Friday, October 2, 2009
Welcome Mary Jean Kelso
Back in 2007 a small press called Wings Press published my novel The Welcome Inn. I had a great experience with them. Their editors were courteous and treated me as a professional which isn’t always the case. Their authors are friendly and helpful too. Wings puts out its work in both print and ebook form, and they take a good many different genres. If you’re an author and would like to submit to them or a reader who’d like to check them out their address is http://www.wings-press.com.
During the month of October I’ll be featuring several Wings authors here at the blog. If you leave a comment for one of my guest authors you’ll automatically be entered in a drawing for an electronic copy of my Wings release The Welcome Inn.
We’ll begin to today with an interview with Mary Jean Kelso. Mary Jean, thanks for coming to the blog.
1.I’m always curious about where authors get their ideas. What about you? Do you ever write about real people and events?
A. I suppose, in a way, I do. I have a lot of historic events in my family history and found myself automatically writing about the early west. Upon further research I found the characters oftentimes might be a spin-off from some of these genealogical happenings. However, they in no way reflect the actions of family members. At least, not in the past. Now that I have done more research and found out interesting tidbits, I’m sure some of those will pop up in future stories.
2.When did you first know you wanted to be a writer? How long did it take you to get published?
A. I have written ever since I could put my fingers on Qwerty keys. I finally recognized it as a possible career in 1963. Although I had items published in local newspapers, it took until 1984 to finally see my first novel published. Goodbye Is Forever first came out through Great Basin Press, Reno, NV, as Mystery in Virginia City. It is in it’s 3rd printing through Wings-press.com.
3.What’s your favorite of the books you’ve written? Can you tell us why?
A. That is so hard. Ask any writer that question and it is like asking them to choose one of their children as their favorite. Each book has it’s own characteristics. I would probably have to say the first book because it is still in print and launched my writing career.
4.How long does it take you to write a book? Do you plot the book in advance or make it up as you go along?
A. Completing a manuscript can take me from 3 months to a year. It all depends on how much other work is going on. Since the Children’s Picture Books started coming out, I find a lot of my time tied up with those—proofing galleys, approving art work, etc.
Plotting, for me, leads to writer’s block. My stories are mostly character driven. That’s the fun for me. It is like the experience the reader gets when the story is fresh and there are twists and turns and excitement. That is when writing is FUN. The rest—making sure everything fits, all the questions are answered, the character doesn’t have blue eyes in Chapter 2 and brown in Chapter 10, etc.,-- is plain hard work.
5.What do you think is the easiest part of writing? The hardest?
A. See above.
6.Do you belong to a critique group?
A. No. I don’t have time to be a “joiner.” In the past, I did belong to the Society of Children’s Book Writers and Illustrators, The National League of American Pen Women
and other groups.
7.How much of yourself is in your books?
A. Not much except for one. It has a lot of autobiographical details in it. And, no, I’m not going to say which one. Only my closest friends know.
8.Can you tell us about when you received ‘the call’?
A. When I met a woman who had 8 kids while I had 3. Some of her first words to me were, “I am a writer.” I thought about it and decided if she could write with that many kids, surely I could do it with five less. My first book was dedicated to her.
9.Do you have any words of encouragement for unpublished writers?
A. Never give up! There are many people out there that could have seen success if they had just kept trudging along. I have had many distractions, disasters and difficulties in my life. Still, I am finally feeling like a success. You have to keep writing through all these tribulations if you are going to reach your goal. Sometimes, you will find, the writing is therapeutic. It’s what gets you through the tough times.

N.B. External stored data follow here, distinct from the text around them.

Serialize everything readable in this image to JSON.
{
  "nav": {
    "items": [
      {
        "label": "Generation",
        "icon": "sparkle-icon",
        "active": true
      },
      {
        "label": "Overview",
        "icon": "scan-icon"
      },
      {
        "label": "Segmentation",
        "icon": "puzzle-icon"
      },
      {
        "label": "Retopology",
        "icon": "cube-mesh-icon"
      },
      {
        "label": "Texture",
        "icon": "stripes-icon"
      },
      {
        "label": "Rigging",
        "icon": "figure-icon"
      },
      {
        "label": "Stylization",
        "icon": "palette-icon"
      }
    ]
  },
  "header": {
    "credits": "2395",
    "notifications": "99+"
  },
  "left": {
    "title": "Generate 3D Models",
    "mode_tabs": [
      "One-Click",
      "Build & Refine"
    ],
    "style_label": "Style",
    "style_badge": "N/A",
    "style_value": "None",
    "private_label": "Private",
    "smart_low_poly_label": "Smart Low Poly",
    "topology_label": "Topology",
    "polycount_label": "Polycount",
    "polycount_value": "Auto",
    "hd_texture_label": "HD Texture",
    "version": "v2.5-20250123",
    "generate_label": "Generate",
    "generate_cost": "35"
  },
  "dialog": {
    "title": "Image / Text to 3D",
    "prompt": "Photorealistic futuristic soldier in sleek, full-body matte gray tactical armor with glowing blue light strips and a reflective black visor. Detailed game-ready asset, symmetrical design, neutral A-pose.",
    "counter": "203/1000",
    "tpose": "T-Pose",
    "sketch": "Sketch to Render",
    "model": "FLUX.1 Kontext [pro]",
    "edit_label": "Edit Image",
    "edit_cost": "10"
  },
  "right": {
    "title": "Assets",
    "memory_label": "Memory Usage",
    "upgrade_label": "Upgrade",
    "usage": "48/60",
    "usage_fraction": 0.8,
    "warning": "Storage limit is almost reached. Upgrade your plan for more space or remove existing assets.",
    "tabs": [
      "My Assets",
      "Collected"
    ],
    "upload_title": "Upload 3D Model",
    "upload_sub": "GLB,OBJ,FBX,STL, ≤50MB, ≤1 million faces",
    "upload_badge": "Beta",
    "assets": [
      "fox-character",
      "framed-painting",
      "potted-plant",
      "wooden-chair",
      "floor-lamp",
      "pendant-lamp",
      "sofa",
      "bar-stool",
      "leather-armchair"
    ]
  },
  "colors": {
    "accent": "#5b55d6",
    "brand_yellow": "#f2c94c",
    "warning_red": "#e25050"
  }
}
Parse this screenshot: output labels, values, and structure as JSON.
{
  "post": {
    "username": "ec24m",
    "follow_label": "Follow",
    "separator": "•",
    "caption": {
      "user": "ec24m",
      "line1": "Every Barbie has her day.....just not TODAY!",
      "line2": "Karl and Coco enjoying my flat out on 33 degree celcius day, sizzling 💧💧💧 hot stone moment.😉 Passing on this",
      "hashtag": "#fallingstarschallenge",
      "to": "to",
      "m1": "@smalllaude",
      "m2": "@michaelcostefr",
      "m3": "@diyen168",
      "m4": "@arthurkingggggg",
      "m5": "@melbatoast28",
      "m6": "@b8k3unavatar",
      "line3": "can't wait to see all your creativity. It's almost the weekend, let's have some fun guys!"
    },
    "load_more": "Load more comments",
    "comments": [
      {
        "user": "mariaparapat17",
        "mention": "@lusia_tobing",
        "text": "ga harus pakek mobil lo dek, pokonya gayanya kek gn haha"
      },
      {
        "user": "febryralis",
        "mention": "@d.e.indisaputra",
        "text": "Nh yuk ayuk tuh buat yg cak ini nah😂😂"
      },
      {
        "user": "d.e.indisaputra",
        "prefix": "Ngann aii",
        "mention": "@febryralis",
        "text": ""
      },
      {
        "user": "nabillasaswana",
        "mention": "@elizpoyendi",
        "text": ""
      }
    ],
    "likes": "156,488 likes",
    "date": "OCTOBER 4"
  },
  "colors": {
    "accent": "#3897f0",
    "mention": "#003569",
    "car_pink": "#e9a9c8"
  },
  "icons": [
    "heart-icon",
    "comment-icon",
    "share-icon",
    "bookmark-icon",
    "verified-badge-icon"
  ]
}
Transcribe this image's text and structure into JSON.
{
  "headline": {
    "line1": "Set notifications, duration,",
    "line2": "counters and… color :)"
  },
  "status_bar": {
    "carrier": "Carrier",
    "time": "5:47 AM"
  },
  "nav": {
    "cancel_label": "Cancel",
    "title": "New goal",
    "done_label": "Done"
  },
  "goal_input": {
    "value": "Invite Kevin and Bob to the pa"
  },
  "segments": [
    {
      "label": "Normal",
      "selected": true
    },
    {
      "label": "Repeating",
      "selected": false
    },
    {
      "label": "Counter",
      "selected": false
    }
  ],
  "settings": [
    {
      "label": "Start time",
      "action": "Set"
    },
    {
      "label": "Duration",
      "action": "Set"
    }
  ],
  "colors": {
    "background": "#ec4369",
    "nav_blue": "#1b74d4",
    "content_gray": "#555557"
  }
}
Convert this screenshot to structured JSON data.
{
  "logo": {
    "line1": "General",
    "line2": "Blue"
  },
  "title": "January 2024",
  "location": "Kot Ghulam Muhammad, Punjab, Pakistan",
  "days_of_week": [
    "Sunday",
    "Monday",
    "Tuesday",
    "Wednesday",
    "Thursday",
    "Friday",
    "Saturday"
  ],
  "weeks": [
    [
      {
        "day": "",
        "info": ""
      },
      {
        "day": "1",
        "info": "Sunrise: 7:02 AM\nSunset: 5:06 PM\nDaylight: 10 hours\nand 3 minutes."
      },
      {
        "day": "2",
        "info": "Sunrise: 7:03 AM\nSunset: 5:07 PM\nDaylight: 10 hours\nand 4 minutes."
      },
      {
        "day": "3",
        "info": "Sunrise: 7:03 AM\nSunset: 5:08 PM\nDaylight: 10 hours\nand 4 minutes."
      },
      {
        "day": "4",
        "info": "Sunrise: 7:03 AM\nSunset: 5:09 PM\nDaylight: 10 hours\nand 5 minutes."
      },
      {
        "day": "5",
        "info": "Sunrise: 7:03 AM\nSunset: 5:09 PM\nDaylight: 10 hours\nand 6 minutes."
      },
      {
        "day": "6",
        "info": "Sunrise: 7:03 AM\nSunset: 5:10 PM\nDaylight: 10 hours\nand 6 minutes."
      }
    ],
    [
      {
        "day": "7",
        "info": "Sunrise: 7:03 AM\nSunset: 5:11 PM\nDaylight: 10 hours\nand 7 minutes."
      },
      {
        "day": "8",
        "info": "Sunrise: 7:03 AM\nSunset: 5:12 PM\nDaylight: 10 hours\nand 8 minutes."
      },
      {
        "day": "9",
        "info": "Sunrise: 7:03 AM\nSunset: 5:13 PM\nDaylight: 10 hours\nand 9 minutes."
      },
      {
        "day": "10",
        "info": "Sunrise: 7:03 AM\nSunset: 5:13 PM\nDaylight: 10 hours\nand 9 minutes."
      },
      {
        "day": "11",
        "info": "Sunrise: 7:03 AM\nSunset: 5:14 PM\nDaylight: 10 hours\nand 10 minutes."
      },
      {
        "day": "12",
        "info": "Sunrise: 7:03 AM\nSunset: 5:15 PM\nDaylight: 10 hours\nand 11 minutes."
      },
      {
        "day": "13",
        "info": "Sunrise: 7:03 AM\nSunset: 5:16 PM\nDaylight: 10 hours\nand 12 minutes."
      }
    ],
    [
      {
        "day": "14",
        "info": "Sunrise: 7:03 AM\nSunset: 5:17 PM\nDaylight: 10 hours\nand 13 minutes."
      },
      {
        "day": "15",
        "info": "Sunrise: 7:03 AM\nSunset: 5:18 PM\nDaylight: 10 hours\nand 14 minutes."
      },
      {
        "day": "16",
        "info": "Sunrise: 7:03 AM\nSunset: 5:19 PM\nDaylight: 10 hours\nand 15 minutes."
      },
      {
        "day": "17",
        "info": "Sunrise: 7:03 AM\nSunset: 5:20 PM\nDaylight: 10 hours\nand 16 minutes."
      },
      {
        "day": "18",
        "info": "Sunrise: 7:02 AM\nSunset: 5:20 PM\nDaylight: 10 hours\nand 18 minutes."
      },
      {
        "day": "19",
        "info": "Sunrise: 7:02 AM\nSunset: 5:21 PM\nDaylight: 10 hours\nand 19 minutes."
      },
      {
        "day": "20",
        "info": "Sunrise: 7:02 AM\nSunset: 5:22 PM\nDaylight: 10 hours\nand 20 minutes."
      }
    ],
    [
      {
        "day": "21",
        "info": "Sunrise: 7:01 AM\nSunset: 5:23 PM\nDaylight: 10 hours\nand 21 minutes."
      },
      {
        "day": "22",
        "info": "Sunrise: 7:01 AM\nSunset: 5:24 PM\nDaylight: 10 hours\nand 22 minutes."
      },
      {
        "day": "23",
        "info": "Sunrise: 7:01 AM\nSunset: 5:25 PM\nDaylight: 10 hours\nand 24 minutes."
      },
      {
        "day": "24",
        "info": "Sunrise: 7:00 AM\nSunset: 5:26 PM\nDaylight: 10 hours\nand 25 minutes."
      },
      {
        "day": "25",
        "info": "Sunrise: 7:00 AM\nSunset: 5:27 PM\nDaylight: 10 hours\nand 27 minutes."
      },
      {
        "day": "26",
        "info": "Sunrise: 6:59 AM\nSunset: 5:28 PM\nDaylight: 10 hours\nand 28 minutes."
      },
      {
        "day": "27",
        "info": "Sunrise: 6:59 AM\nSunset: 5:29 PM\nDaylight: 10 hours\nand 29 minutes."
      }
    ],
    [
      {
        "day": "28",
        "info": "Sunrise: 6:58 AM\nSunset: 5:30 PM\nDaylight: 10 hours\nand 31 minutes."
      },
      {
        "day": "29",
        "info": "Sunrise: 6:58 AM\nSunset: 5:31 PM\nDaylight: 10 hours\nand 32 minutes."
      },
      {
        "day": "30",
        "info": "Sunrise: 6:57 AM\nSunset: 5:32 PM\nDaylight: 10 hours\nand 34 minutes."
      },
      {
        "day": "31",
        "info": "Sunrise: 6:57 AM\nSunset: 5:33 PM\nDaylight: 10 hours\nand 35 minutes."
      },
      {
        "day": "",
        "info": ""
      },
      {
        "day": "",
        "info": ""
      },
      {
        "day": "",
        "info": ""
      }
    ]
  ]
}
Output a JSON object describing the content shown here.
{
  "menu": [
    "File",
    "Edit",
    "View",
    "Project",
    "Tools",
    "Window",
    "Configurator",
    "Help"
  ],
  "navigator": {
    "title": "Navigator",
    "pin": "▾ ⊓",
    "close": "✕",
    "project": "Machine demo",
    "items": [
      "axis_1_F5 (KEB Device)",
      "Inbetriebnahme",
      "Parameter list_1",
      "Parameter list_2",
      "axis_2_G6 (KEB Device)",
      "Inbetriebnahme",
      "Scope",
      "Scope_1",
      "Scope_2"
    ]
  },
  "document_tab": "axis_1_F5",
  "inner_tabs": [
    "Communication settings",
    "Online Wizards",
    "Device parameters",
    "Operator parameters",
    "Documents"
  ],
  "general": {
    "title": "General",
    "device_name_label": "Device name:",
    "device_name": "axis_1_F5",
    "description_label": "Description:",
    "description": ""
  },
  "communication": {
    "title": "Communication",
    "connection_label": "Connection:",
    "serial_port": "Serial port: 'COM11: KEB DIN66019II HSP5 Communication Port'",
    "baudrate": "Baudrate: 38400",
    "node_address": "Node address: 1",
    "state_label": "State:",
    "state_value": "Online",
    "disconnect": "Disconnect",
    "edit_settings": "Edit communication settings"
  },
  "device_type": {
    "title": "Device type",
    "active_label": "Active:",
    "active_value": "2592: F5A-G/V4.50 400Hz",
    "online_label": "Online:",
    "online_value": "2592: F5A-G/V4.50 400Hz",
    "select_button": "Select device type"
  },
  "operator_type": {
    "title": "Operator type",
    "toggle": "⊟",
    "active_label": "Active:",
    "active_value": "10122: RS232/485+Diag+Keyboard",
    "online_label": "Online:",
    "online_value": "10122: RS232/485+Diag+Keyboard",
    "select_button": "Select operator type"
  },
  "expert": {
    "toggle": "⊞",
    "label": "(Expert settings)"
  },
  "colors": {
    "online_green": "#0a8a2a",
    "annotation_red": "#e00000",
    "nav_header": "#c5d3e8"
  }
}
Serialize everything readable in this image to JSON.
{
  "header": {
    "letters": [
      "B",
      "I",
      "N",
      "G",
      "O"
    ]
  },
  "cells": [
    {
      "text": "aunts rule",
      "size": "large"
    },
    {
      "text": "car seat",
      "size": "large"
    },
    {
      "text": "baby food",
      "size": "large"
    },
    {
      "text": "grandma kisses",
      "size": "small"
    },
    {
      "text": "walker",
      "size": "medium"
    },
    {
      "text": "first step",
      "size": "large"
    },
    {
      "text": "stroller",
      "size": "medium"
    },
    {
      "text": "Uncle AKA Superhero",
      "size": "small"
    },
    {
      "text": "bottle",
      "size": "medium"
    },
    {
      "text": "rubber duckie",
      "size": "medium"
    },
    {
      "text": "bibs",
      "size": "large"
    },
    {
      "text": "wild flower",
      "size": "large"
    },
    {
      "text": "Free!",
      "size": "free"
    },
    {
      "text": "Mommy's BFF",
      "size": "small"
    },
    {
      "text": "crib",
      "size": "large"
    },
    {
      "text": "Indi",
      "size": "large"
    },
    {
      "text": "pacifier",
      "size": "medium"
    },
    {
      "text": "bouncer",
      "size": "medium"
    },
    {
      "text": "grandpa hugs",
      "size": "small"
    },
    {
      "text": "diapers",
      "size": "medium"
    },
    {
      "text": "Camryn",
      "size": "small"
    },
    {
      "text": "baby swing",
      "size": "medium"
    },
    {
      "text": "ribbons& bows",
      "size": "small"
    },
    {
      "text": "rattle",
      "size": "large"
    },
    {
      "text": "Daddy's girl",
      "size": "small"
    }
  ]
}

10.Please share your links with us so we can find you on the web.
To search for me use “Mary Jean Kelso”
Six years of newspaper articles are up on www.lahontanvalleynews.com
I won a 1st Place for Best Spot News – 2008 from The Nevada Press Association
and a 3rd Place for “Fernley Floods” from The National News Association
and recently was invited and joined Made in Nevada.
Here's a little excerpt to whet your appetite for more of Mary Jean's work. After reading it, I'd sure buy her book!
Charlie studied the baby. “Why’s his eyes so slanted? And why’s his skin so light? You and me’s more deep brown. How come he’s so much lighter, Effie Mae? You tol’ me I was the first.”
“You was, Charlie.” she lowered her eyes.
“We was married. What’d you do, Effie Mae?”
Thanks for coming today, Mary Jean. It's been a pleasure.